Probably the most amazing fact about the relationship between music and the human brain is the effect it has shown to have on Alzheimer’s and early-onset dementia. Recent studies seem to suggest that there is a correlation between those who spent time learning an instrument when they were younger and their ability to retain information as they grew older. The findings, based on 157 sets of twins, showed that the musicians among us may reduce their risk of developing Alzheimer’s later in life by a third. There appears to be a link between those who suffer from either Alzheimer’s or early-onset dementia and the ability to recognise music from their youth. Many care homes use music in a therapeutic sense and have had remarkable feedback from their residents. This may stem from how the brain stores information, and the unique ability of music to access previously untouched memories.

6.Boosts your reflexes

It’s a sad fact of life that we all slow down as we grow older. Fortunately, you can keep yourself as sprightly and as sharp as possible by taking up a new instrument. Research by a Canadian university shows that out of those from a musical background and those who aren’t, it’s the musicians that react far quicker to sounds and vibrations, regardless of their level of expertise. The study concluded that the participants who were proficient in playing an instrument were “Faster at a statistically significant level”. So, if you’re the sporting type, or you’re just looking to hone your general reaction time as you age, maybe picking up an instrument is the way to go.
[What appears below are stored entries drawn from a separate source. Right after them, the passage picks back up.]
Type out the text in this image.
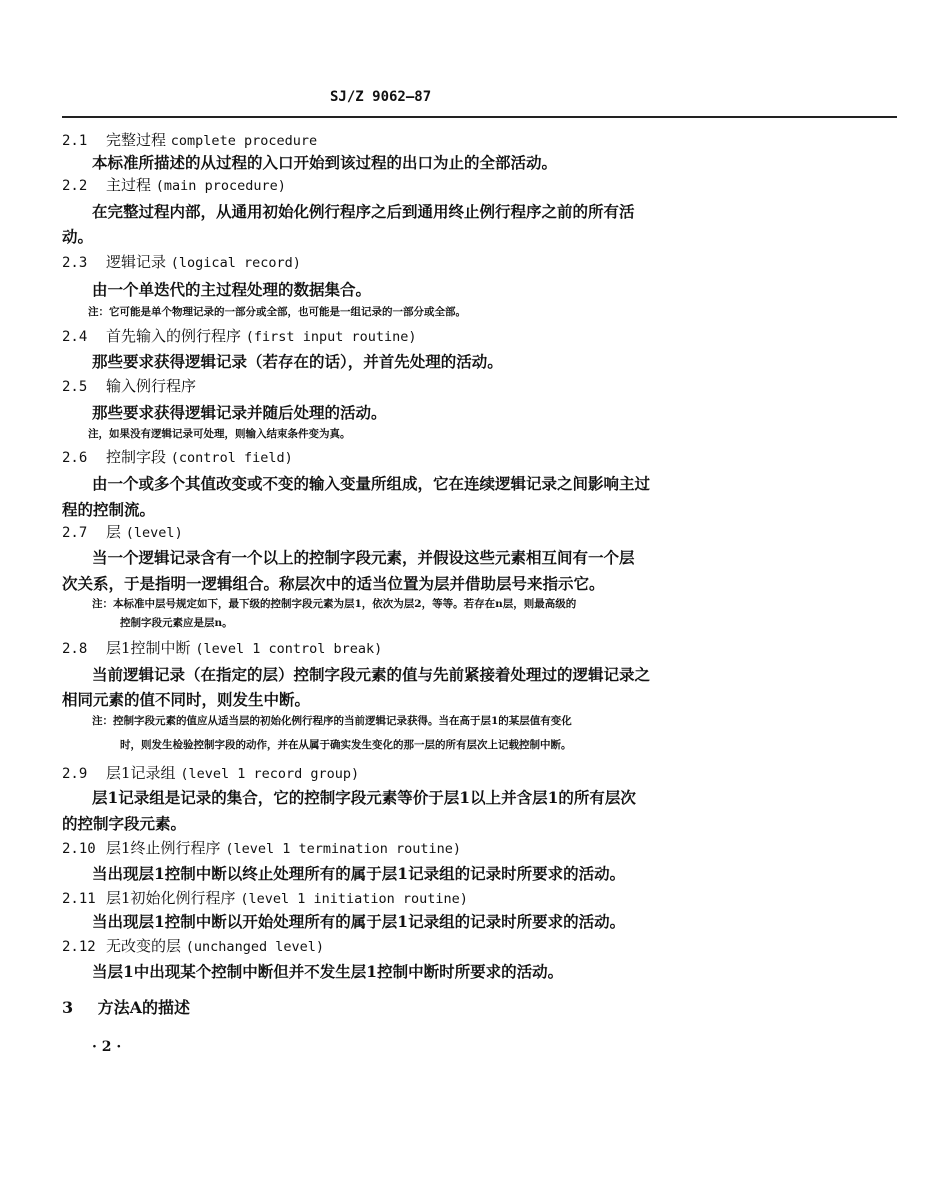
SJ/Z 9062—87
2.1 完整过程 complete procedure
本标准所描述的从过程的入口开始到该过程的出口为止的全部活动。
2.2 主过程 (main procedure)
在完整过程内部，从通用初始化例行程序之后到通用终止例行程序之前的所有活
动。
2.3 逻辑记录 (logical record)
由一个单迭代的主过程处理的数据集合。
注：它可能是单个物理记录的一部分或全部，也可能是一组记录的一部分或全部。
2.4 首先输入的例行程序 (first input routine)
那些要求获得逻辑记录（若存在的话），并首先处理的活动。
2.5 输入例行程序
那些要求获得逻辑记录并随后处理的活动。
注，如果没有逻辑记录可处理，则输入结束条件变为真。
2.6 控制字段 (control field)
由一个或多个其值改变或不变的输入变量所组成，它在连续逻辑记录之间影响主过
程的控制流。
2.7 层 (level)
当一个逻辑记录含有一个以上的控制字段元素，并假设这些元素相互间有一个层
次关系，于是指明一逻辑组合。称层次中的适当位置为层并借助层号来指示它。
注：本标准中层号规定如下，最下级的控制字段元素为层1，依次为层2，等等。若存在n层，则最高级的
控制字段元素应是层n。
2.8 层1控制中断 (level 1 control break)
当前逻辑记录（在指定的层）控制字段元素的值与先前紧接着处理过的逻辑记录之
相同元素的值不同时，则发生中断。
注：控制字段元素的值应从适当层的初始化例行程序的当前逻辑记录获得。当在高于层1的某层值有变化
时，则发生检验控制字段的动作，并在从属于确实发生变化的那一层的所有层次上记载控制中断。
2.9 层1记录组 (level 1 record group)
层1记录组是记录的集合，它的控制字段元素等价于层1以上并含层1的所有层次
的控制字段元素。
2.10 层1终止例行程序 (level 1 termination routine)
当出现层1控制中断以终止处理所有的属于层1记录组的记录时所要求的活动。
2.11 层1初始化例行程序 (level 1 initiation routine)
当出现层1控制中断以开始处理所有的属于层1记录组的记录时所要求的活动。
2.12 无改变的层 (unchanged level)
当层1中出现某个控制中断但并不发生层1控制中断时所要求的活动。
3 方法A的描述
· 2 ·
7.Fitter than a footballer?

Looking for a new workout plan. Get yourself a pair of drumsticks. Studies show that drummers are technically fitter than top-level footballers, according to research jointly conducted by the University of Chichester and the University of Gloucestershire. In fact, an hour’s worth of drumming can burn anywhere between 400 and 600 calories with the subject’s heart rate peaking at around 190 beats per minute, which is comparable to elite athletes. Now, we can’t guarantee that you’ll be scoring the next winner in an FA cup final anytime soon, but within time you might just be in good enough shape to!

8.Effective stress relief

Ever had one of those days where you just want to smash something? Well now you can! You don’t have to be hitting the right notes or even be in time, but crashing around on the drum-kit in your garage is actually very beneficial for your mental health. Studies show that just playing an instrument (it doesn’t have to be something as aggressive as the drums), can lower your blood pressure, reduce stress and in turn, help with anxiety and depression. Remember, it’s important to keep a healthy mind as well as a healthy body, so let your creativity shine.

9.Straightens your posture

If you’re one of the estimated 8 out of every 10 Brits to suffer from some form of back pain, then you’ll need to re-adjust your posture sooner rather than later. Common remedies to this include yoga, swimming and medication but playing an instrument may also be just as effective. By avoiding slouching, you maximise the capacity of your lungs and reduce the likelihood of fatigue, which is essential if you’re playing a woodwind instrument, such as the flute or the clarinet. Sitting to play the piano is also an excellent way of improving your posture. By having a stool, you force your body to sit upright, but try to keep your elbows above your hips and your body relaxed.